Y no se nos olvide: es asturiano; de Mieres para más señas. 

Ficha artística y técnica
Glass House, 2023
Concebido, creado y dirigido por Eduardo Vallejo
Compañía Ogmia
Coreografía: Eduardo Vallejo en colaboración con los intérpretes
Intérpretes: Nabar Jon Ander, Andrea Biagioni, Guillaume Cursio, Julien Guibourg, Michela Lanteri, Anna Riley-Shepard y Raquel Zamora
Colaborador Artístico para Sonido: Iván Solano
Diseño de objetos en colaboración con Kikekeller
Colaborador artístico para vestuario :Tamara Press
Música Original, Espacio Sonoro + Diseño Sonoro y operación: Iván Solano
Diseño de iluminación en colaboración con Juan Seade
Dramaturgia: Eduardo Vallejo
Confección Tamara Press
Productor Ejecutivo + Coordinación + Asistente de Dirección: Diego Cabia
Asistente de Dirección: Michela Lanteri
Filmmaker: Belén Herrera de la Osa
Fotografía de ensayos: Maui Losada y Eduardo Vallejo
Fotografía de escena: Alba Muriel y Maui Losada
Prensa + Comunicación: Elena Garrán
Texto del folleto de mano: Marta Abad
Asistente de Producción: Coqui Nieto
Tour manager: Diego Cabia
Distribución: Claudia Morgana

Producido por Eduardo Vallejo
Productor Ejecutivo: Diego Cabia

Con el apoyo de: Comunidad de Madrid, Teatro del Bosque, Teatro Jovellanos, Compañía Nacional de Danza, INAEM-Ministerio de Cultura y Deporte, Ayuntamiento de Móstoles, Centro Cultural Villa de Móstoles, Ayuntamiento de Alcorcón y CC. Los Pinos.

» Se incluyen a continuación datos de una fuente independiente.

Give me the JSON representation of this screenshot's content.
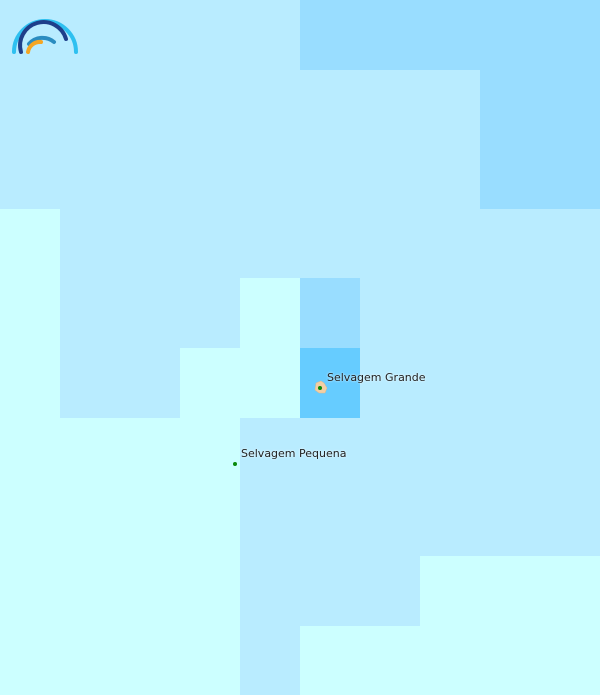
{
  "map": {
    "colors": {
      "base": "#b9ecff",
      "deep": "#99ddff",
      "shallow": "#ccffff",
      "highlight": "#66ccff",
      "island": "#f2cfa4",
      "point": "#0a8a0a"
    },
    "places": [
      {
        "name": "Selvagem Grande",
        "type": "island"
      },
      {
        "name": "Selvagem Pequena",
        "type": "islet"
      }
    ]
  },
  "logo": {
    "icon": "rainbow-arc-logo"
  }
}
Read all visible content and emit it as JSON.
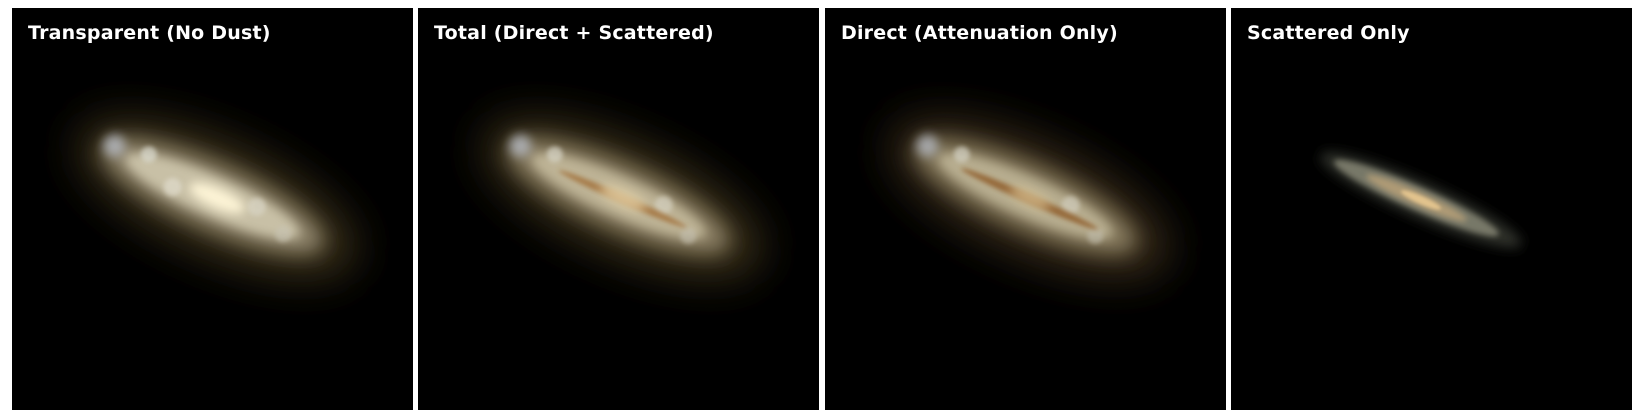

Producido por Batbox Productions

Glass House. Estreno absoluto en función única el 21 de octubre de 2023 en el Teatro Jovellanos de Gijón, a las 20:30 horas, con una duración de 65 minutos sin descanso. La representación formó parte del programa de espectáculos previstos en el desarrollo del XXIII Festival de Artes del Movimiento Danza Xixón 2023, que se celebró en Gijón del 7 al 28 de octubre.